Being in a relationship isn’t for everyone. But, if you find yourself single in the long run, financial experts say you should be planning for retirement differently.
"When you are operating more independently, there's just more risk, because you just don't have financial support from a second spouse," says financial expert Jonathan Duong.
Those with a partner may rely on the other to help out with expenses and be a caregiver to lean on.
But when you're single or even childless, Duong says planning for your Golden Years can be trickier.
“It's even more important, when you are single, to make sure what you want to have happen to the things you own and what personal decisions you want for your medical well-being and financial well-being, those things are well defined,” explains Duong. “But, when you are single, they aren't as clear”
If it's just your income you rely on, Duong says having an emergency fund is imperative; you may also want to consider having disability insurance, too.
"If you are still working, disability insurance may be very important as well, because if you become disabled, there's nobody to support you and if you are not someone of means, then you want to have that income available to you in the event you are disabled for a longer period of time," Duong says.
According to Department of Health and Human Services, someone turning the age of 65 has nearly a 70 percent chance of needing long-term care in their remaining years.
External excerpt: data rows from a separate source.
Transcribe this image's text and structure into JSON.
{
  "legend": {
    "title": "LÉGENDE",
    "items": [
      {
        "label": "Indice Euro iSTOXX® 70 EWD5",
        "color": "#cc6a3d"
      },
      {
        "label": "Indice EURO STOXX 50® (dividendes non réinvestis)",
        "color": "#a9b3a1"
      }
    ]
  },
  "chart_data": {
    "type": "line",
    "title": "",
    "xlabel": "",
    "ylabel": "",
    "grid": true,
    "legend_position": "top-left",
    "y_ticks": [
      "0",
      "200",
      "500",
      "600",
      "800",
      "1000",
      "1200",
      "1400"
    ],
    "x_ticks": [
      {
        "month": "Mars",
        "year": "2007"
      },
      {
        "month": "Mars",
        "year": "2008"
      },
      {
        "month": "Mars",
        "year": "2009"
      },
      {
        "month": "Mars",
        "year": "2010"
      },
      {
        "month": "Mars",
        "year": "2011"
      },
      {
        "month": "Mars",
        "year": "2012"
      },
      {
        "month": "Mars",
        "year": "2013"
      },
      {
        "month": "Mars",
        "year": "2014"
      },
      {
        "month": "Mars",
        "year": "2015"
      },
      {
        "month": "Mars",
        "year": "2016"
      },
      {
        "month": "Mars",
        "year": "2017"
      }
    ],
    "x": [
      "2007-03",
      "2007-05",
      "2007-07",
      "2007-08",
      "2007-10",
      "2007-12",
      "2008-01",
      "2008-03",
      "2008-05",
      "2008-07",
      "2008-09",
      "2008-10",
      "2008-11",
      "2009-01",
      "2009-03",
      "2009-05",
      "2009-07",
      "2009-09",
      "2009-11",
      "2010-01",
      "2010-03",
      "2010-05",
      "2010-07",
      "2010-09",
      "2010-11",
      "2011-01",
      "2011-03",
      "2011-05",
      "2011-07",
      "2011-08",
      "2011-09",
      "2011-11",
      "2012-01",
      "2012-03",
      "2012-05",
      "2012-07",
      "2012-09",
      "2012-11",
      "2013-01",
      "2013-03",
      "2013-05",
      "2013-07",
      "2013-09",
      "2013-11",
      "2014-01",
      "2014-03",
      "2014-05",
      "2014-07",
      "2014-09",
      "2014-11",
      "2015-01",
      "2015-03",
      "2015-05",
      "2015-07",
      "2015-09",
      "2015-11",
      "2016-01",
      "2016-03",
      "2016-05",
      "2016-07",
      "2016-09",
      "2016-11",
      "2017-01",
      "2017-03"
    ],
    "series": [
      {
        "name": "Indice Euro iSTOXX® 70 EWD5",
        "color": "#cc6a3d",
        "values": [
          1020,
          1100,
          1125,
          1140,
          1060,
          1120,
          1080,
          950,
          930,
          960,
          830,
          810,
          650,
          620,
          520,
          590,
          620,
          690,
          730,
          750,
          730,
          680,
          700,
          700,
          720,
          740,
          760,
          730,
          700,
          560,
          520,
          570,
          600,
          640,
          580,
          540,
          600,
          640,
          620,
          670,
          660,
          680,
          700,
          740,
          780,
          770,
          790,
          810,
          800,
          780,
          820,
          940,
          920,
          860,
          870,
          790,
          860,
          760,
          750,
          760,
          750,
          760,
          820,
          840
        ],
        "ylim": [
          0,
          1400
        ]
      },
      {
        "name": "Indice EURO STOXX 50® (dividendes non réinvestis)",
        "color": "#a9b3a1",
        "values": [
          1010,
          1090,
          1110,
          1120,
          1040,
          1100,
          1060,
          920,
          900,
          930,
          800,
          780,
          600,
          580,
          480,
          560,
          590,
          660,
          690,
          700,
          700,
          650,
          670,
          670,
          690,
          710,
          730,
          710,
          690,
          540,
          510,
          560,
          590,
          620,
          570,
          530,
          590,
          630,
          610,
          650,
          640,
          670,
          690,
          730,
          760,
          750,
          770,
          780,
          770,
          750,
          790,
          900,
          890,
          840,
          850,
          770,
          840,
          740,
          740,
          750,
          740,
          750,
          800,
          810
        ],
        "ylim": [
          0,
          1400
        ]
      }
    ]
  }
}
That's why Duong says keep your friends close, because you'll want to give someone durable power of attorney for your health care.
"No matter what age you are, particularly as you get older, in the event that something happens and you cannot make a decision for yourself, you want to have those documents in place," says Duong.
No matter your relation status, everyone should have a plan regarding finances.
"If you don't have a plan, there is one for you, it just might not be in line with what you want," Duong says.